Oral Cancer Risk Factors
- Tobacco: The greatest risk factor for oral cancer is tobacco, accounting for about 60% of oral cancer diagnoses. Smokers are 3 times more likely to lose teeth than non-smokers and people who use chewing tobacco are still at risk for cancers of the cheek, gums, and inner surface of the lips. If you are using other smoking alternatives like vaporizers, be warned – no smoking alternative has been proven to be more healthy than cigarettes.
- Alcohol: Oral cancers are about six times more common in drinkers than in nondrinkers. When tobacco and alcohol use are combined, the risk of oral cancer increases 15 times more than non-users of tobacco and alcohol products.
- Diet: Refined sugars, oils and carbohydrates and dairy products have been shown to increase inflammation in the body as well as risk for oral cancer. The main culprits are bread, pasta, crackers, cookies, muffins, cakes, boxed cereals, frozen treats, pretzels, soda and other sugar-sweetened beverages and candy.
- Age: 86% of the people diagnosed with oral cancer are over the age of 50, but lifestyle and environmental factors are generally the greatest risk factors.
- Excessive Exposure to Sunlight: Excessive and unprotected exposure to sunlight and other sources of ultraviolet radiation (UV) like tanning beds is linked with cancer in the lip area. The skin on lips is actually much thinner and more delicate than the skin on the rest of the face. Men who work outside are 5 times more likely to develop oral cancer than those with jobs inside.
- Human Papilloma virus (HPV): Human papilloma virus is a common sexually transmitted infection. For many people, HPV causes no harm and goes away without treatment. Only a very small percentage of people with HPV develop mouth or oropharyngeal cancer, but the risks are very real – especially for current smokers and people who are frequently subjected to secondhand smoke.
How to Prevent Oral Cancer
- Brush, Floss, Rinse & Chew Every Day: Are you doing your Daily 4? Brushing twice a day for 2 minutes, flossing once, rinsing and chewing gum after meals is recommended.
- Don’t Smoke or Chew Tobacco: Research has shown that ex-smokers reduce their risk of mouth cancer by more than a third.
- Drink Alcohol in Moderation: If you are going to drink, try to limit yourself to your one serving per day. For men on average, this means 24 ounces of beer or 10 ounces of wine. For women on average, this means only 12 ounces of beer or 5 ounces of wine. Excessive alcohol consumption is linked to many health problems, not just oral cancer.

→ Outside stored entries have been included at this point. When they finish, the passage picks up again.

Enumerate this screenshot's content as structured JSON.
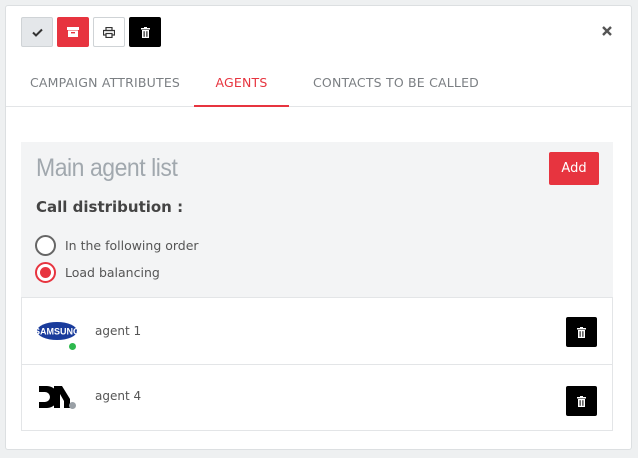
{
  "toolbar": {
    "buttons": [
      {
        "icon": "check-icon"
      },
      {
        "icon": "archive-icon"
      },
      {
        "icon": "print-icon"
      },
      {
        "icon": "trash-icon"
      }
    ]
  },
  "tabs": [
    {
      "label": "CAMPAIGN ATTRIBUTES",
      "active": false
    },
    {
      "label": "AGENTS",
      "active": true
    },
    {
      "label": "CONTACTS TO BE CALLED",
      "active": false
    }
  ],
  "section": {
    "title": "Main agent list",
    "add_label": "Add",
    "distribution_label": "Call distribution :",
    "options": [
      {
        "label": "In the following order",
        "selected": false
      },
      {
        "label": "Load balancing",
        "selected": true
      }
    ]
  },
  "agents": [
    {
      "name": "agent 1",
      "logo": "SAMSUNG",
      "status": "online",
      "status_color": "#2db84d"
    },
    {
      "name": "agent 4",
      "logo": "DN",
      "status": "offline",
      "status_color": "#9aa0a6"
    }
  ],
  "colors": {
    "accent": "#e7343f",
    "muted": "#a1a8ae"
  }
}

- Eat More Cancer-Fighting Foods: A diet rich in fruits and vegetables reduces the risk of cancer, as well as a healthy intake of Vitamin C and calcium. Try incorporating as many “cancer-fighting” foods into your diet as you can – kale, broccoli, blueberries, sweet potatoes, turmeric, yogurt, sunflower seeds, coconut oil, mushrooms and green tea are pretty easy to find at your local grocery.
- Don’t Fry Foods. Bake, Boil or Steam Instead: Frying your food increases the formation of acrylamide, a cancer-causing chemical also found in cigarettes. It is most commonly found in fried potatoes. If you are eating frozen foods, it is very important to follow the cooking instructions – or replace your frozen veggies with fresh ingredients from the produce section!
- Use Lip Balm with SPF: If you work outside, protecting your lips should be a priority. This means you too, men! Invest in a fragrance-free lip balm with SPF 15 or higher and apply throughout the day. This also goes for people who like to spend their afternoons gardening, swimming, skiing or sunbathing – protecting your lips is one of the easiest ways to prevent oral cancer.
- Practice Safe Sex: If you are sexually active, you know it’s important for you to be safe. Contraceptives do not provide 100% protection against HPV, which is why vaccines are recommended. If you have any symptoms of HPV or think you might’ve been exposed, be sure to talk with your doctor about your health.
- Check Your Mouth Regularly for Symptoms: Purchase a small mirror and take a look around your mouth. If you notice anything out of the ordinary, make an appointment with your dentist or doctor soon.
- Schedule an Oral Cancer Screening: At your next regular checkup, remember to ask your dentist about oral cancer. If you feel you have symptoms of oral cancer, make an appointment with your regular dentist for an oral cancer screening.